The Federal Reserve cannot account for $372,000 it should have received from the minority-owned bank in a single week just after Katrina, and another $422,000 went missing later that winter, United Bank claims in Federal Court.
Because the transactions occurred “mere days” after Hurricane Katrina, which devastated New Orleans, the charges were not immediately detected. And United Bank says that neither it nor its processor received any documentation of the losses.
United Bank describes itself in the lawsuit as “one of Louisiana’s leading minority-owned community banks.”
On Oct. 19, 2005, six weeks after the hurricane, United Bank relayed a cash letter to the Federal Reserve with more than $121,000 in deposits.

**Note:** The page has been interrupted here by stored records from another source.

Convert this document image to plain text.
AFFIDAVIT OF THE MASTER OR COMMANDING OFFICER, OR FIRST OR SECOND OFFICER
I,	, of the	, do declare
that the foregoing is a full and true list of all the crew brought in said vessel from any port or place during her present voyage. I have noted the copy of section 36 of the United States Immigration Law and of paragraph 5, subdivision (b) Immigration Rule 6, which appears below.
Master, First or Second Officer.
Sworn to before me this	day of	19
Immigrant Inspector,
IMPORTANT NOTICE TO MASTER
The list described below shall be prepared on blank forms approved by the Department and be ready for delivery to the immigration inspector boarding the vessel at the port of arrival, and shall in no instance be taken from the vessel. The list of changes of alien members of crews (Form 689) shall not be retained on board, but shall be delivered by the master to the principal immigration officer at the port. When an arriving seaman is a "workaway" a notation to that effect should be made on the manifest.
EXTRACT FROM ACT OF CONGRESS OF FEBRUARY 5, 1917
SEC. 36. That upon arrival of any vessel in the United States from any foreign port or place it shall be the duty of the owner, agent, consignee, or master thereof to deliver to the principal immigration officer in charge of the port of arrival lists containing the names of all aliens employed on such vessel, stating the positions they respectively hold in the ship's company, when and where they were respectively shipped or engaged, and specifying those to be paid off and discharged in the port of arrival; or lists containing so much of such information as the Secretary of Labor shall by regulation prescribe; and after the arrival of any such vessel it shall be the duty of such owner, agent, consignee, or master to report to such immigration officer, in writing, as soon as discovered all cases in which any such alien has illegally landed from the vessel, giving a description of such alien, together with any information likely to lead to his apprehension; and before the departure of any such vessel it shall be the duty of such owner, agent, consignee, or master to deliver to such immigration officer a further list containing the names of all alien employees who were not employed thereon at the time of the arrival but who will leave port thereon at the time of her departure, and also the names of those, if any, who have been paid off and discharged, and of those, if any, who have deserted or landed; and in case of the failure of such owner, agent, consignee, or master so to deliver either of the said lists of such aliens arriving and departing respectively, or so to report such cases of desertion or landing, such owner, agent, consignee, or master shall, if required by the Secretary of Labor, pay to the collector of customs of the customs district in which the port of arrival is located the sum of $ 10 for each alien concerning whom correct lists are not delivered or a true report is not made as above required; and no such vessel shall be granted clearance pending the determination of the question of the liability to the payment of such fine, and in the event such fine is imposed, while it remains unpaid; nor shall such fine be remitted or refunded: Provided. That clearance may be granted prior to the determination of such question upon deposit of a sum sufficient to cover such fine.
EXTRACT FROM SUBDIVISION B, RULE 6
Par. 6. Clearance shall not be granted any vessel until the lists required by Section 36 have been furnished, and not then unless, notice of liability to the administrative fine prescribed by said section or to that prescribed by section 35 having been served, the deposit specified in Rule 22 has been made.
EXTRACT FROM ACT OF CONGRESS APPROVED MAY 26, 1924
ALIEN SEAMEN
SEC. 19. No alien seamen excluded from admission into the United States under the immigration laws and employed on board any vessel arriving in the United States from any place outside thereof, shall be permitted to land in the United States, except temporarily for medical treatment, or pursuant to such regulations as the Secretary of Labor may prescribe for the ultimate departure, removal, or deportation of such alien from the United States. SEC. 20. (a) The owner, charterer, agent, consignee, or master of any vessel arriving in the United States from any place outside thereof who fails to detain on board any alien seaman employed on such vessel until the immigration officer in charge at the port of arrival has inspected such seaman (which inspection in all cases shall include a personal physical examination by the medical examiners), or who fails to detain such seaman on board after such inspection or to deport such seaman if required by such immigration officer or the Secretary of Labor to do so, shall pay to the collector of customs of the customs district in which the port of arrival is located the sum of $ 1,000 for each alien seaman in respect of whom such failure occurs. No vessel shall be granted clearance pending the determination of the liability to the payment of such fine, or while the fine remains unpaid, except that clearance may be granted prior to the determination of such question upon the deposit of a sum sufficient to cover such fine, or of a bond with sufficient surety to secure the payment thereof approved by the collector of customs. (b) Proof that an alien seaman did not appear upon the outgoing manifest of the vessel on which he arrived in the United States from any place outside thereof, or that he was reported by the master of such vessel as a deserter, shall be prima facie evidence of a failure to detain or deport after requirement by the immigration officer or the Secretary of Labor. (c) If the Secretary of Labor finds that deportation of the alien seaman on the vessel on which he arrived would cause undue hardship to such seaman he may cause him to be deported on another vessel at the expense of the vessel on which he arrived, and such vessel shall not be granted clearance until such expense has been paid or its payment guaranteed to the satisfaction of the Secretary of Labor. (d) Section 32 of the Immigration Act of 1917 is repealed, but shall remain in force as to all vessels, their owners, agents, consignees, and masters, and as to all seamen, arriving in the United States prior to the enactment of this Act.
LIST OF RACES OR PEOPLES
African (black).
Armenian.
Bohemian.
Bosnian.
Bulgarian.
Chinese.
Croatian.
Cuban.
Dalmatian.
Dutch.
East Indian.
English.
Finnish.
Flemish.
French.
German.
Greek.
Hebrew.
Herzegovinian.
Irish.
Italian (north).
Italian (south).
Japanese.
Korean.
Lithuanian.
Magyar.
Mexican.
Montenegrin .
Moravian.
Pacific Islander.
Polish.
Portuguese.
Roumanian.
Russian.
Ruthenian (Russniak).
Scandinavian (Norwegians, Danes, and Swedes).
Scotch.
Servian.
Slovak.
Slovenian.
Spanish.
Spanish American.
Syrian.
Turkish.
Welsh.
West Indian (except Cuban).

It says this cash letter was either “misposted or misrouted.” The money was never credited to United Bank’s account, and the Federal Reserve never notified United Bank that the checks contained in the cash letter were being dishonored.
In March, five months later, the same thing happened again, to more than $300,000 in cash, the bank says. One of the checks included in that drop was to be drawn upon the Whitney National Bank. This check was subsequently verified with tracer data and clearing receipts, and was proven to have cleared at the Whitney Bank the same month it was sent to the Federal Reserve.
“The Whitney Bank check was received and cleared through the Federal Reserve,” the suit states. “(T)he inescapable conclusion is that the Federal Reserve necessarily received each of the checks that were transmitted” in that particular drop. But money was not applied to United’s bank account.
United Bank says that it first became aware that some of its transactions were not showing up with the Federal Reserve during its 2008 first-quarter audit. When it was clear that not all transactions were being credited, United Bank unsuccessfully sent letters and documentation to the Federal Reserve, and later to the Federal Reserve’s backer, the Kansas Bankers surety company. Kansas Bankers responded by canceling United’s surety bond.
United Bank claims the Federal Reserve violated its own policies, and seeks damages for breach of good faith and fair dealing, violation of Louisiana law, and breach of contract and fiduciary duty. It is represented by James Garner of New Orleans.